The president’s blue gray eyes shifted to Ambassador Meriwether. He had known her for nearly thirty years. She had been a fellow poly-sci student at NYU, and the president had pulled her from academia to serve in the UN.

“Flora,” he said, “would you mind giving us a few minutes?”

“Not at all,” she said.

While the president’s executive secretary shut the door, the president showed Secretary-General Chatterjee to a seat. Chatterjee’s shoulders were straight, her neck tall and stiff. Dressed in a gray suit, no tie, the president was more at ease as he used a remote to click off the TV. The set had been tuned to CNN.

“I heard your remarks to the press,” the president said. “When you talked about the events that undermined the sovereignty of the United Nations, were you referring to the terrorist attack?”

Chatterjee sat in a yellow armchair. She folded her hands on her lap and crossed her legs.

“No, Mr. President,” the secretary-general said. “That is very much a separate issue. I was referring to the uninvited attack by Mr. Paul Hood of your National Crisis Management Center and two as yet unidentified members of the United States military.”

“You’re referring to the attack that ended the hostage crisis,” he said pleasantly.

“The result is not the issue,” Chatterjee countered firmly. “At the moment, I am deeply concerned with the means.”

“I see,” he said. The president sat behind his desk. “And what would you like to do about it?”

“I would like for Mr. Hood to return to New York and answer questions pertaining to the attack,” she said.

“You want him to go right now?” the president asked. “While his daughter’s recovering from the attack?”

“He doesn’t have to return immediately,” she replied. “The middle of the week would be acceptable.”

“I see. And these questions,” the president said. “What do you hope to accomplish?”

“I need to formally ascertain whether laws were broken and whether boundaries were overstepped,” she replied.

“Madam Secretary-General,” the president said, “if I may, you’re failing to see the larger picture here.”

“And that is?”

“I believe that the New York Police Department, the State Department, the FBI, and U.S. military units in the region acted with extraordinary restraint and respect, given how many young Americans were at risk. When the situation deteriorated and your own security forces were repulsed — yes, three of our people did go into the Security Council. But they did it selflessly and effectively, like U.S. soldiers have always done.”

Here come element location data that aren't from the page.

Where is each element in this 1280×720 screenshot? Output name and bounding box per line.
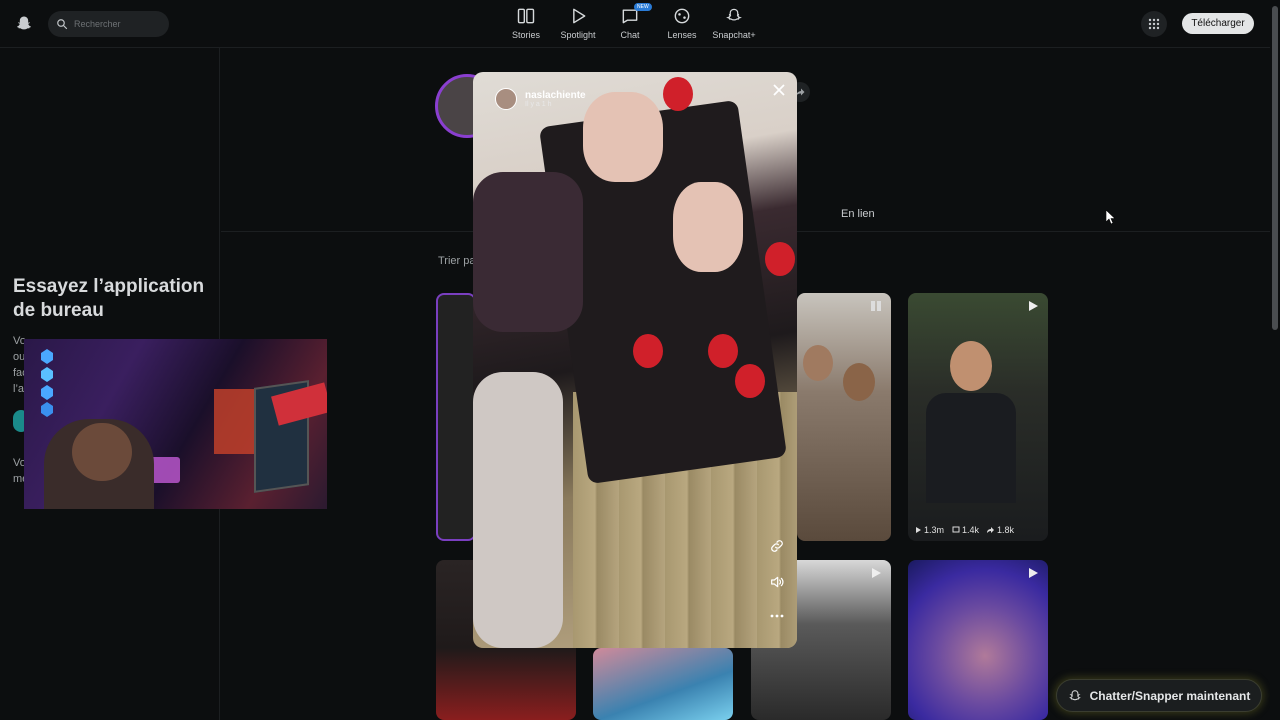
download-button[interactable]: Télécharger — [1182, 13, 1254, 34]
hand — [473, 372, 563, 648]
spotlight-thumb[interactable] — [593, 648, 733, 720]
tab-en-lien[interactable]: En lien — [841, 208, 875, 220]
lenses-icon — [674, 8, 690, 24]
person-face — [803, 345, 833, 381]
printed-face — [583, 92, 663, 182]
printed-face — [673, 182, 743, 272]
story-author-avatar[interactable] — [495, 88, 517, 110]
sort-label[interactable]: Trier pa — [438, 255, 476, 267]
story-username[interactable]: naslachiente — [525, 90, 586, 101]
promo-title: Essayez l’application de bureau — [13, 276, 205, 321]
main-nav: Stories Spotlight NEW Chat Lenses Snapch… — [500, 3, 760, 40]
nav-snapchat-plus-label: Snapchat+ — [712, 30, 756, 40]
chat-snap-now-button[interactable]: Chatter/Snapper maintenant — [1056, 679, 1262, 712]
share-small-icon — [987, 527, 995, 533]
more-icon[interactable] — [769, 608, 785, 624]
play-icon — [872, 568, 881, 578]
webcam-overlay — [24, 339, 327, 509]
nav-chat[interactable]: NEW Chat — [604, 3, 656, 40]
apps-grid-button[interactable] — [1141, 11, 1167, 37]
shares-count: 1.8k — [997, 525, 1015, 535]
nav-stories-label: Stories — [511, 30, 540, 40]
nav-spotlight-label: Spotlight — [560, 30, 596, 40]
spotlight-thumb[interactable] — [908, 560, 1048, 720]
comments-count: 1.4k — [962, 525, 980, 535]
nav-lenses[interactable]: Lenses — [656, 6, 708, 40]
search-input[interactable] — [74, 19, 154, 29]
comment-icon — [952, 526, 960, 533]
spotlight-thumb[interactable] — [797, 293, 891, 541]
heart-print — [633, 334, 663, 368]
person-face — [843, 363, 875, 401]
nav-stories[interactable]: Stories — [500, 6, 552, 40]
snapchat-plus-icon — [726, 8, 742, 21]
story-viewer[interactable]: naslachiente Il y a 1 h — [473, 72, 797, 648]
person-face — [950, 341, 992, 391]
streamer-head — [72, 423, 132, 481]
pc-case — [214, 389, 259, 454]
new-badge: NEW — [634, 3, 652, 11]
story-header: naslachiente Il y a 1 h — [495, 88, 586, 110]
chat-snap-now-label: Chatter/Snapper maintenant — [1089, 688, 1251, 703]
shares-stat: 1.8k — [987, 525, 1014, 535]
views-stat: 1.3m — [914, 525, 944, 535]
story-time: Il y a 1 h — [525, 101, 552, 108]
close-icon[interactable] — [771, 82, 787, 98]
snapchat-ghost-icon[interactable] — [14, 14, 34, 34]
play-icon — [1029, 301, 1038, 311]
snapchat-web-app: Stories Spotlight NEW Chat Lenses Snapch… — [0, 0, 1280, 720]
heart-print — [708, 334, 738, 368]
hair — [473, 172, 583, 332]
nav-chat-label: Chat — [620, 30, 640, 40]
stories-icon — [517, 8, 535, 24]
heart-print — [735, 364, 765, 398]
play-icon — [1029, 568, 1038, 578]
nav-lenses-label: Lenses — [667, 30, 697, 40]
search-icon — [57, 19, 68, 30]
story-author-info: naslachiente Il y a 1 h — [525, 90, 586, 108]
nav-snapchat-plus[interactable]: Snapchat+ — [708, 6, 760, 40]
link-icon[interactable] — [769, 538, 785, 554]
heart-print — [765, 242, 795, 276]
heart-print — [663, 77, 693, 111]
spotlight-thumb-selected[interactable] — [436, 293, 476, 541]
spotlight-thumb[interactable]: 1.3m 1.4k 1.8k — [908, 293, 1048, 541]
thumb-stats: 1.3m 1.4k 1.8k — [914, 525, 1014, 535]
top-bar: Stories Spotlight NEW Chat Lenses Snapch… — [0, 0, 1270, 48]
views-count: 1.3m — [924, 525, 945, 535]
mouse-cursor-icon — [1106, 210, 1115, 224]
comments-stat: 1.4k — [952, 525, 979, 535]
nav-spotlight[interactable]: Spotlight — [552, 6, 604, 40]
grid-icon — [1148, 18, 1160, 30]
views-icon — [916, 527, 921, 533]
scrollbar-thumb[interactable] — [1272, 6, 1278, 330]
volume-icon[interactable] — [769, 574, 785, 590]
spotlight-icon — [573, 8, 586, 24]
hexagon-lights — [41, 349, 53, 417]
person-shirt — [926, 393, 1016, 503]
ghost-icon — [1068, 689, 1081, 700]
multi-snap-icon — [871, 301, 881, 311]
search-bar[interactable] — [48, 11, 169, 37]
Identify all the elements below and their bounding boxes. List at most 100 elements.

“Their courage is not being questioned,” Chatterjee said. “But the law-abiding nature of the many does not outweigh the heroic lawlessness of the few. If laws were broken, then legal remedies may be required. This is not whim on my part, Mr. President. This is our charter. This is our law. And there have already been demands that those laws be upheld.”

“Demands made by whom?” the president asked. “By nations whose terrorists were killed in the attack?”

“By the civilized nations of the world,” she replied.